Kemudian, setelah surat
somasi disampaikan, namun tak membuahkan hasil atau tanggapan dengan positif.
Maka, boleh pengirim surat somasi menutut di pengadilan, dan dalam persidangan
Hakim akan menilai bahwa tergugat yang disomasi beriktikad buruk.
Selanjutnya, apabila
somasi telah dilakukan dan pihak tergugat mengabaikan regulasi dan aturan hukum
yang berlaku, maka pihak penggugat dapat menuntut hak-haknya, yaitu: Pemenuhan
perikatan dan ganti rugi.
Dikarenakan belum ada
aturan baku mengenai hukuman tentang surat somasi, baik pihak tergugat maupun
pihak turut tergugat serta pendukungnya. Hal itu, sangat menarik untuk
diteliti, terutama daerah atau desa di Indonesia dengan model pilihan secara
zigzag yang dibatasi jumlahnya.
Kepala Desa Disomasi
Terkait daerah dan desa yang diteliti, peneliti menemukan data berbentuk surat somasi, salah satu di antaranya, yakni Kepala Desa Doridungga, Kecamatan Donggo, Kabupaten Bima, Nusa Tenggara Barat.
Berdasarkan temuan di
atas ini, maka semakin tertarik untuk diteliti tentang budaya kebijakan dan
implementasi peran hukum adat di daerah dan desa yang dianggap masih tidak
tercemari oleh nuansa politik uang.
Data berdasarkan surat
pengacara yang menangani sengketa tanah diserobotin oleh pihak tergugat yang
tertera di dalamnya bahkan ditembusi Badan Pertanahan Nasional (BPN).
Dalam surat tersebut
disebutkan bahwa berdasarkan temuan, maka semakin tertarik untuk diteliti
tentang budaya kebijakan dan implementasi peran hukum adat di daerah dan desa
yang dianggap masih tidak tercemari oleh nuansa politik uang.
Kemudian, memilih model
pengambilan data secara ziqzag tertuju pada daerah atau desa yang dianggab dari
sebagaimana dimaksudkan. Kebetulan ada fike data yang ditemukan tentang daerah
atau desa dituju, setelah membaca buku atau jurnal yang dikaji.
Secara kebetulan,
peneliti menemukan di web yang memuat E_book__”Mamonisme; Doridungga Hingga BJ.

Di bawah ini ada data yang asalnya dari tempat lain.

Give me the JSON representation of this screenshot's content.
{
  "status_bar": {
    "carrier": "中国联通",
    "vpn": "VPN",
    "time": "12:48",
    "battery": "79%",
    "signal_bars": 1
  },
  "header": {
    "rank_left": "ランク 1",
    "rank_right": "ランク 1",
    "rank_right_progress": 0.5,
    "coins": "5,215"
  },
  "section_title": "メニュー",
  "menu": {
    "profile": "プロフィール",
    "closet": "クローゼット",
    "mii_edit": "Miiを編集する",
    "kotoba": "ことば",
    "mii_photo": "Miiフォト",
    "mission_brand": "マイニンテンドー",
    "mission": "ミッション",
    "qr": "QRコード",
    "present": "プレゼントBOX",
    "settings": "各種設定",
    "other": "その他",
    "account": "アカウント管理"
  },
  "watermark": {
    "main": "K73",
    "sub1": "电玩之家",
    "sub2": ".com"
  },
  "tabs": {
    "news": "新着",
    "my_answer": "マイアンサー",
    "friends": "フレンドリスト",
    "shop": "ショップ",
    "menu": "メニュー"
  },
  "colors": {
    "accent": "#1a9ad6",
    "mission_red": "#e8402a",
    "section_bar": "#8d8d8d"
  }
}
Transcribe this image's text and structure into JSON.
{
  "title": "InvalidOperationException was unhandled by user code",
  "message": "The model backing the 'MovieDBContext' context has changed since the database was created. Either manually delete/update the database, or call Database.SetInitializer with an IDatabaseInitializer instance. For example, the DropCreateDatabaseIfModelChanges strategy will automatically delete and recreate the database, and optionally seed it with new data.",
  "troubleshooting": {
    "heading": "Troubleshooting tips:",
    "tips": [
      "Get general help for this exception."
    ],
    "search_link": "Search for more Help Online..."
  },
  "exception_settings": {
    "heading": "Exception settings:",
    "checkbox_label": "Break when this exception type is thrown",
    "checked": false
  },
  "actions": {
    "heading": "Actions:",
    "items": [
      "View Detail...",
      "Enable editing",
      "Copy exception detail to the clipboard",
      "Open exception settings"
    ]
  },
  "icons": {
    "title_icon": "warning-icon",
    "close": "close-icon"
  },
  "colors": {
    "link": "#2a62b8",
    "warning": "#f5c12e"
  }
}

Habibie Dalam Diksi Bermada Cinta”, karya Dr. Maman A Majid Binfas (2019).
Di mana sub bagiannya,
membahas mengenai budaya demokrasi di Desa Doridungga, awal mulanya mereka yang
mengedepankan musyawarah tanpa membebani Calon Kepdes yang dipilihnya dengan
biaya apapun. Namun, warganya yang akan bergontong-royong untuk membiayai calon
kepdes yang diinginkannya untuk menjadi pemimpinnya.
Lantas didorong oleh
keingintahuan lebih dalam mengenai hal diuraikan di dalam buku tersebut, maka
peneliti melakukan penelitian secara rahasia. Metode digunakan, adalah Least
Significat Bit (LSB) yang dipelopori oleh Kurak dan McHugh (1992), dan
diteruskan oleh Chedad (2010) dengan fokus disiplin ilmu penyisipan informasi
yang bersifat dekripsi melalui aplikasi Matlab.
Terlepas dari metode
digunakan, mengenai apa yang diuraikan di dalam buku Mamonisme, karya yang luar
biasa Dr. Maman A Majid Binfas, guna mengangkat citra desanya, dan bahkan telah
dibedah secara internasional/mendunia. Namun, sungguh sangat disanyangkan telah
dinodai dan dilumurin oleh kelakuan comberan Kepala Desa dan aparatnya yang
disomasi oleh tim pengacara sengketa tanah diserobot.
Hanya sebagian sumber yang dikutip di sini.